Hat es auch Nachteile gegeben?

Dreier: Mit einer Gebietsreform sind natürlich Änderungen und Umstellungen für die Bürgerinnen und Bürger verbunden: Allein schon aufgrund längerer Wege, die sie zurücklegen mussten, weil einige Aufgaben nun zentral in Landshut zu erledigen sind. Aber ich finde, dass unser Landkreis in den vergangenen fünfzig Jahren absolut zusammengewachsen ist – auch mit der kreisfreien Stadt Landshut in seiner Mitte.

„Kennzeichen sagen nichts über Lebensgefühl aus“



Wie beurteilen Sie die Entwicklung des Landkreises in den vergangenen 50 Jahren?

Dreier: Ich würde auf jeden Fall unterschreiben, dass wir stolz sein können auf die Entwicklung unseres Landkreises. Wir sind eine Boom-Region, es herrscht seit langem quasi Vollbeschäftigung. Die Menschen ziehen zu uns oder bleiben bei uns, weil sie hier eine Perspektive sehen, ihr Leben verbringen und eine Familie gründen wollen. Weil sie den Landkreis Landshut als ihre Heimat ansehen.
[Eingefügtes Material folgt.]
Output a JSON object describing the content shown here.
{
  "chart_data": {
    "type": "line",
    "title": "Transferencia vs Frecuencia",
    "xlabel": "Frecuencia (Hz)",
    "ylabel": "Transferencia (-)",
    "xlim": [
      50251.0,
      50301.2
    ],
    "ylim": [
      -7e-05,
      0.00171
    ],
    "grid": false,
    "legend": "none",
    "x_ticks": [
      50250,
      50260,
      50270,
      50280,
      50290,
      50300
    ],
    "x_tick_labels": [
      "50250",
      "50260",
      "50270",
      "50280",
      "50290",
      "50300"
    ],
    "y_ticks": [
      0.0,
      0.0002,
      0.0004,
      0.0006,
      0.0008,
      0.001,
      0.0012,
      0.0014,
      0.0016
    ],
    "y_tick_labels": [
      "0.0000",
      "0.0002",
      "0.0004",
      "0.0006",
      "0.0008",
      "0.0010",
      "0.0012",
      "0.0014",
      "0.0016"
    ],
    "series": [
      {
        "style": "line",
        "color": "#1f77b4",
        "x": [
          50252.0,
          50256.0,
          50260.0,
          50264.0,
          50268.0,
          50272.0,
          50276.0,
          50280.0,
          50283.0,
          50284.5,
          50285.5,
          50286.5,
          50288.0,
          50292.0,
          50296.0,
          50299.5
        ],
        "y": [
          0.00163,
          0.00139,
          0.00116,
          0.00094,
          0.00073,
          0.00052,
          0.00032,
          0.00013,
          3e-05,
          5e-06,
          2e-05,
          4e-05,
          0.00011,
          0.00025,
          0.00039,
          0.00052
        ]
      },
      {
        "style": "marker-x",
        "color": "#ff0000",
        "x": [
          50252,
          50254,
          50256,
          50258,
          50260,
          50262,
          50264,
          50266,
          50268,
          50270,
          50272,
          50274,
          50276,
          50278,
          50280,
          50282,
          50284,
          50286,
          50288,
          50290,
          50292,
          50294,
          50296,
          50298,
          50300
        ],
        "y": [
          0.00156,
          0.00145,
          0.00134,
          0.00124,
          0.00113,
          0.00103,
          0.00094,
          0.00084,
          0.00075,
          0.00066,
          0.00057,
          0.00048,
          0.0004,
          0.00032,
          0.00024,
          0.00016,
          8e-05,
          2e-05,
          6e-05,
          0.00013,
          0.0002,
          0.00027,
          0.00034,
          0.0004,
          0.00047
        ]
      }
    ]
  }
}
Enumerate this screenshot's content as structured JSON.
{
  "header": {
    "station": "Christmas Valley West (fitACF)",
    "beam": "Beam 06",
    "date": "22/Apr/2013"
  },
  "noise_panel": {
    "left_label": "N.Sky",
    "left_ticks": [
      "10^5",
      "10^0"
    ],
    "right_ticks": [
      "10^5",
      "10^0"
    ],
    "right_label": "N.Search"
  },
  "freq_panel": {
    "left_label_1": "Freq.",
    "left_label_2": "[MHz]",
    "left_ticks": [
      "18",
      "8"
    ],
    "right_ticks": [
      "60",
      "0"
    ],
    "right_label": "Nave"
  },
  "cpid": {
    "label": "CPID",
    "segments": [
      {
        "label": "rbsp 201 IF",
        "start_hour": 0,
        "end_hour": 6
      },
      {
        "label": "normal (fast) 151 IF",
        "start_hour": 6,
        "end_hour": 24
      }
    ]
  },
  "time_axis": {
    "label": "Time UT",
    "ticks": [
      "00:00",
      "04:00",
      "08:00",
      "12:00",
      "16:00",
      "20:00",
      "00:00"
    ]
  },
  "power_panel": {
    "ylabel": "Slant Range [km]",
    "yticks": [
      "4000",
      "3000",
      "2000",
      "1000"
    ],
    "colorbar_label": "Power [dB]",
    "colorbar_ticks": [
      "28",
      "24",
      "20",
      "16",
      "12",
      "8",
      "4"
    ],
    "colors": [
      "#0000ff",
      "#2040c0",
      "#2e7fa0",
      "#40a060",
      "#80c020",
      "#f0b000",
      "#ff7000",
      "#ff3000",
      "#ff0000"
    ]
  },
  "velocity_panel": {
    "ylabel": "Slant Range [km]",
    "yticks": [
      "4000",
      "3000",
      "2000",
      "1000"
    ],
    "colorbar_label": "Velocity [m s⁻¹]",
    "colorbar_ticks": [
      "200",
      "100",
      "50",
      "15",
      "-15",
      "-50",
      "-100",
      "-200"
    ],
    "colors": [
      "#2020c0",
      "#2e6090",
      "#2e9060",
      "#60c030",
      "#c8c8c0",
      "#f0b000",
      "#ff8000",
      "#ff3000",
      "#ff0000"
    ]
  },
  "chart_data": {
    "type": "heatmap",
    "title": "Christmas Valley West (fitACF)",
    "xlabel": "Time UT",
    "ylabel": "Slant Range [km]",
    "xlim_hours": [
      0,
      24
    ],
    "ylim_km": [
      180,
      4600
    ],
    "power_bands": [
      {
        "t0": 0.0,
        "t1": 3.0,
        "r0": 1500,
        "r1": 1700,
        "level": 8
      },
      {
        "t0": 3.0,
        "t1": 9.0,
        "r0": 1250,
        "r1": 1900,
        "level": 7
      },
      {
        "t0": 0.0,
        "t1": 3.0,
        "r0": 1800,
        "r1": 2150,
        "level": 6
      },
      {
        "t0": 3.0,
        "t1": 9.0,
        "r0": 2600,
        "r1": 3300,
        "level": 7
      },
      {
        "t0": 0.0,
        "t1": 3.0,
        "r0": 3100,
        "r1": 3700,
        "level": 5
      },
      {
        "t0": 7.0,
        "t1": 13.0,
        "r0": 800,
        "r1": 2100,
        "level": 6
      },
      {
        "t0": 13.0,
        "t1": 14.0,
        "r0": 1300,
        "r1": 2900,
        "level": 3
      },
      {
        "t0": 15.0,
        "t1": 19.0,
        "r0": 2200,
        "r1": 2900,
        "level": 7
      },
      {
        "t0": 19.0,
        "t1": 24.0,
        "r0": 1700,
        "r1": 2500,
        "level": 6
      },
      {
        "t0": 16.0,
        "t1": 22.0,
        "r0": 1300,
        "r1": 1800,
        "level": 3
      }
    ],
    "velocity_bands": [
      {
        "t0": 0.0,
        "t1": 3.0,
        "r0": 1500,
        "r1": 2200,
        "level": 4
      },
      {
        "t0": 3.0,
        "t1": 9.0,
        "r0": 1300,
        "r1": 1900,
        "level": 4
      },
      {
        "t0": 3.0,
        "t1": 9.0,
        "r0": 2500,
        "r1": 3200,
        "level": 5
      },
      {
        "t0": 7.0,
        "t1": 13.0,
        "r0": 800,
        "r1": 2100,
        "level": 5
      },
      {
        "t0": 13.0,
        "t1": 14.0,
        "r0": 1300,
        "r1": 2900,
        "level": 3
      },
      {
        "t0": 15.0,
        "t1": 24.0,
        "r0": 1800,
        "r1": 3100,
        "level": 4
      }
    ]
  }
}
Wenn das kein Erfolg ist?

In manch anderen Regionen ist die „Zugehörigkeiten“ zum Altlandkreis noch spürbar, etwa wenn es ums Autokennzeichen geht. Sieht sich, salopp formuliert, zum Beispiel der Vilsbiburger heute als „waschechter Landkreisbürger“? Immerhin fahren auch hier viele gerne mit VIB statt LA herum.

Dreier: Diese Behauptung würde ich nicht unterschreiben und wird mir auch im Gespräch mit den Bürgerinnen und Bürgern nie widergespiegelt. Als Flächenlandkreis ist es natürlich immer eine Herausforderung, alle zusammenzubringen. Aber ich denke, es ist uns trotzdem sehr gut gelungen. Die Regionalkennzeichen sind eine schöne Möglichkeit, um die Zugehörigkeit zu den einzelnen Gebieten in unserem Landkreis ausdrücken zu können, sagen aber nichts über ein allgemeines Lebensgefühl aus.

Sie reisen wegen Ihrer Arbeit natürlich viel durch den Landkreis. Was zeichnet die einzelnen Gebiete aus?

Dreier: Unser Landkreis ist landschaftlich aber auch städtebaulich enorm vielfältig und wunderschön. Von den Ausläufern der Hallertau im Norden, über das tertiäre Hügelland in der Mitte bis hin zum Vilstal im Süden, in dem man an guten Tagen in die Alpen blicken kann. Jede Gemeinde ist so einzigartig wie unsere Bürgerinnen und Bürger. Und das macht den großen Reiz für mich aus.

Denken Sie, der Zusammenschluss zu größeren Verwaltungseinheiten war der richtige, gerade in Hinblick auf moderne Herausforderungen?

Dreier: Auf jeden Fall. Gerade die Digitalisierung lässt geografische Distanzen schrumpfen. Unser Alltagsleben ist so komplex geworden – hier braucht es Koordination und die Nutzung von Synergieeffekten. Und dies kann nur in größeren Einheiten gewinnbringend geleistet werden.